In our CD group, bread was prepared with several flour mixes available on the market. The main components of these gluten-free flours were rice or maize, usually followed by rice starch and potato starch.
The analysis of subgroup intakes showed a significantly higher consumption of rice among CD women from Northern Italy when compared to CD women from Central and Southern Italy: we might interpret this finding as a regional difference, mirroring other data on regional rice consumption [29
], albeit our control group did not show this pattern.

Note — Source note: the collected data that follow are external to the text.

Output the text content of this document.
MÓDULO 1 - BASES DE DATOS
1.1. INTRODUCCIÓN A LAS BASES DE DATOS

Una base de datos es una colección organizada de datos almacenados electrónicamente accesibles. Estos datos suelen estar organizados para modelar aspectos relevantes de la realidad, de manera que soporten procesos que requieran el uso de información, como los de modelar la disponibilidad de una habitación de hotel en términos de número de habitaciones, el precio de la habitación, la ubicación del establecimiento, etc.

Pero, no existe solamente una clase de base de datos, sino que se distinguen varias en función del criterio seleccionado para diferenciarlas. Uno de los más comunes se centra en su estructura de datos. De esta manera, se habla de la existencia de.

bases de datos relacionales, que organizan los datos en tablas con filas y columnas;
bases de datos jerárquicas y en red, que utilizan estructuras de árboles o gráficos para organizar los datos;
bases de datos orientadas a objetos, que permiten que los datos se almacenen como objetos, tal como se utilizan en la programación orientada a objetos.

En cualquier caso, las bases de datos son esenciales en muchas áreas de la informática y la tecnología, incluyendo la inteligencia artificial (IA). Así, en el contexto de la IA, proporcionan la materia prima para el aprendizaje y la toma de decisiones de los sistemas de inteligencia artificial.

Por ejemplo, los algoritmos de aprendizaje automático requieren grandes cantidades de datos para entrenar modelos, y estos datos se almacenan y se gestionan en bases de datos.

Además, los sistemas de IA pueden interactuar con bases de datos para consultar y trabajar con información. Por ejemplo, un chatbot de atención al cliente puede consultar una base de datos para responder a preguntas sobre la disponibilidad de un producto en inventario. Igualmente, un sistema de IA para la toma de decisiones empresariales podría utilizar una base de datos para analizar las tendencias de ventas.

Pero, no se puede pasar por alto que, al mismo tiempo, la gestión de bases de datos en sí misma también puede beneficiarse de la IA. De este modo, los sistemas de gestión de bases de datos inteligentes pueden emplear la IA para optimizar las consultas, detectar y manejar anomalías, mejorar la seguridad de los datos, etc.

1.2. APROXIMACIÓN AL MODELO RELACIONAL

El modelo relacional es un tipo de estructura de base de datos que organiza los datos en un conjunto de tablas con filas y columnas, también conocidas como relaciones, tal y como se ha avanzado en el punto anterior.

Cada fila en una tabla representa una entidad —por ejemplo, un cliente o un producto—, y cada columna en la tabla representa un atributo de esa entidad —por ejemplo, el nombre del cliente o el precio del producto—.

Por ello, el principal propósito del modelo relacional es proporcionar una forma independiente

We are aware of certain drawbacks of our study. Firstly, the population sample enrolled included a clear predominance of women (125 F:34 M), which goes beyond the expected higher CD prevalence in females than males (1.5–2:1). Women traditionally tend to show a greater interest and participate more in nutritional surveys [30
]. Other potential limitations of this survey were the variable accuracy of self-reported data and possible dietary changes induced by the recording itself during the three days of the study [32
]. We also acknowledge that individuals’ nutrient intake may fluctuate on a day-to-day basis due to a variety of factors, such as day of the week and season of the year [34
], but we still trust that the three-day recording method is a useful tool for population studies. Another potential limitation of the survey might be the use of a “convenience sample” that included CD-patients being members of celiac support groups and/or subscribers to a national magazine on CD, who may not be representative of the general Italian celiac community.
Physicians and dieticians alike should carefully review the dietary pattern of celiac patients at follow-up.
This is the first study reporting on the dietary intake of CBP among CD patients. Our results snapshot overall consumption of CBP among Italian subjects with CD. We found a higher consumption of crackers and biscuits among CD subjects; this was counterbalanced by a lower bread consumption in the CD group. These results should encourage producers’ efforts in reducing glycemic index of GF products and in increasing the palatability of GF bread. However, altogether these data show that CD patients’ diet generally reproduce, despite minor differences, the eating behavior of the general population.